According to Inside Housing, not only is L&Q to seek permission to appeal the Court of Appeal decision to the Lords/Supreme Court (and no surprise there) but the G15 group of the largest RSLs in London are potentially backing them, including funding. To quote Inside Housing:
Steve Howlett, chief executive of Peabody Trust and chair of the G15, said: ‘The G15 will consider how we can support L&Q if it chooses to appeal.’
When asked if this meant contributing to a possible ‘appeal fund’, Mr Howlett replied: ‘Yes – that is something that has previously been discussed.’
Given the ludicrous position that the LSC adopted on funding the Court of Appeal case for Ms Weaver, one would hope that this bloc of RSLs would make it abundantly clear that this is a ‘broader public relevance’ case par excellence and funding will follow.
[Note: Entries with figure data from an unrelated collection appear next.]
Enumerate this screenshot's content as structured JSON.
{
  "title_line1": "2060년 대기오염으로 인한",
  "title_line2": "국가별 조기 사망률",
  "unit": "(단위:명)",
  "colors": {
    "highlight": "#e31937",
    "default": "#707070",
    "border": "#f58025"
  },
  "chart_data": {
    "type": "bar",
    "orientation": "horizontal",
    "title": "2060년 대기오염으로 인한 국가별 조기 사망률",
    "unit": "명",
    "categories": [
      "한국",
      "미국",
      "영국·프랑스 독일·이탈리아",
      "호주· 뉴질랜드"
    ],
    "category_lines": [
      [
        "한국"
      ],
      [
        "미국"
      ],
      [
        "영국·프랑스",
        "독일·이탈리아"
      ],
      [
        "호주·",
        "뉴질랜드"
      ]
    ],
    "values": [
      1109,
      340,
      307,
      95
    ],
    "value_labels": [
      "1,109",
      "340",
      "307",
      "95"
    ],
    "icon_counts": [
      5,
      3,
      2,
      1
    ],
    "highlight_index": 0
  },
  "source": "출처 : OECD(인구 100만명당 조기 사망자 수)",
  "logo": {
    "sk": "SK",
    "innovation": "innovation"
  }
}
To be fair to the LSC (never thought I would hear myself say those words!) it is my understanding that they are only able to grant funding to cases where the result directly affects the client.
Ms Weaver was not really an interested party to the appeal as she lost her JR and declined to cross appeal.
I’d be interested to find out if the Lords are willing to hear Weaver. They probably have to – what with it being such an important point of principle- but in a recent immigration case, that was also wholly academic the claimants having been granted leave to remain in the UK, they all expressed their displeasure at having to decide a point that was purely academic.
The result does directly affect the client, in common with all L&Q tenants, although granted her specifc case is going nowhere. The LSC can fund cases where wider public interest is claimed (has potential to produce real benefits for individuals other than the client). This would look like a paradigm case.
I grant you Weaver might have had trouble appealing if the Court of Appeal had gone the other way, but it is L&Q’s appeal, so I’m not sure it can be classed as academic.
Surely the answer to this point is for the Lords to grant permission, but on condition that L&Q pay the costs of both parties to the appeal? That may be why the G15 are being asked to find the cash.
But all academic cases affect a wide range of people; a change in the law has the potential to indirectly affect everyone.
My understanding of the way the LSC worked was that the box marked “of general public importance” (or whatever it is these days) had to be coupled with an actual case that directly affected an individual.
Also just because L & Q lost doesn’t turn this into a non-academic argument. At the end of it the House are not determining a claim in favour of one party or the other; that has already been done by the Divisional Court. That should be game over.
All they are being asked to do is resolve a point of principle. It would be grossly unfair on L & Q not to permit them to appeal, but then it was they who wanted to go to the Court of Appeal in the first place.
Not all academic cases, surely. Plenty of points of law with little practical effect after all. And in this case, the effects wouldn’t be indirect, either for L&Q or for their tenants. And, arguably, Weaver might not have won her claim, but she does have something to lose in the appeal, which is the ability to have that claim heard in the first place, if you see what I mean.
On L&Q funding the other side, the LSC would only fund the Court of Appeal if there was no costs risk in losing, which is why the CoA made that interesting variant on a protected costs order. I suppose there could be a variant on that.
I like this debate – like I love kalaedoskopes (spelling 4/10?) but don’t understand it.
Any tabloidites on the editorial team like to translate?
The most important question (for a struggler like me) is why would RSLs not want to be JR-able? What’s the problem, they are the original ‘house the poor’ charities aren’t they? What do you suspect they’re trying to hide?
What was ‘ludicrous’ about the LSC’s decision not to risk? Public funds are for ‘worthy’ cases. Does the team at NL think this was without doubt a worthy case?
Lots of us lesser academics browse I’m sure. Let us in to this particularly tricky one if you can.
Michael, good question on RSLs. Their answer seems to be that they fear that if they are classed as public bodies in their housing functions, they won’t be able to get loans as private enterprises. They are even suggesting their debt would end up as public debt. Frankly I can’t see this and suspect political scare tactics. The HRA was extended by Parliament to private care homes where the occupants have been placed by councils under their care duty and nobody is suggesting that this make the care homes any less ‘private’ for the purposes of a bank loan. What do RSLs fear from JR? Well, having to make decisions according to their own policies is quite a big step, and having rational policies in the first place is a bit of a stumbling block for others, who are more used to making it up as they go along. I don’t think they are trying to hide anything much, except perhaps those problems. But, as I’m sure you know, ALMOs have some of the same problems, as do some LAs.
‘Worthy’ is not an LSC funding category. If it doesn’t fit a funding category, it doesn’t get funded, no matter how worthy.
In this case, in the strange conditions in which L&Q appealed, was it a ‘worthy’ case? Yes. I refer the honourable gentleman to his earlier question about why RSLs would not want to be JR-able.
The issue is, however, whther it a case that would fit within the LSC’s funding criteria, not whether it is ‘worthy’. I think it does fit those criteria. If you want an explanation of the funding criteria, please approach the LSC, as it has taken me about 2 years to get my head round them and I haven’t the time, server space or pixels sufficient to explain.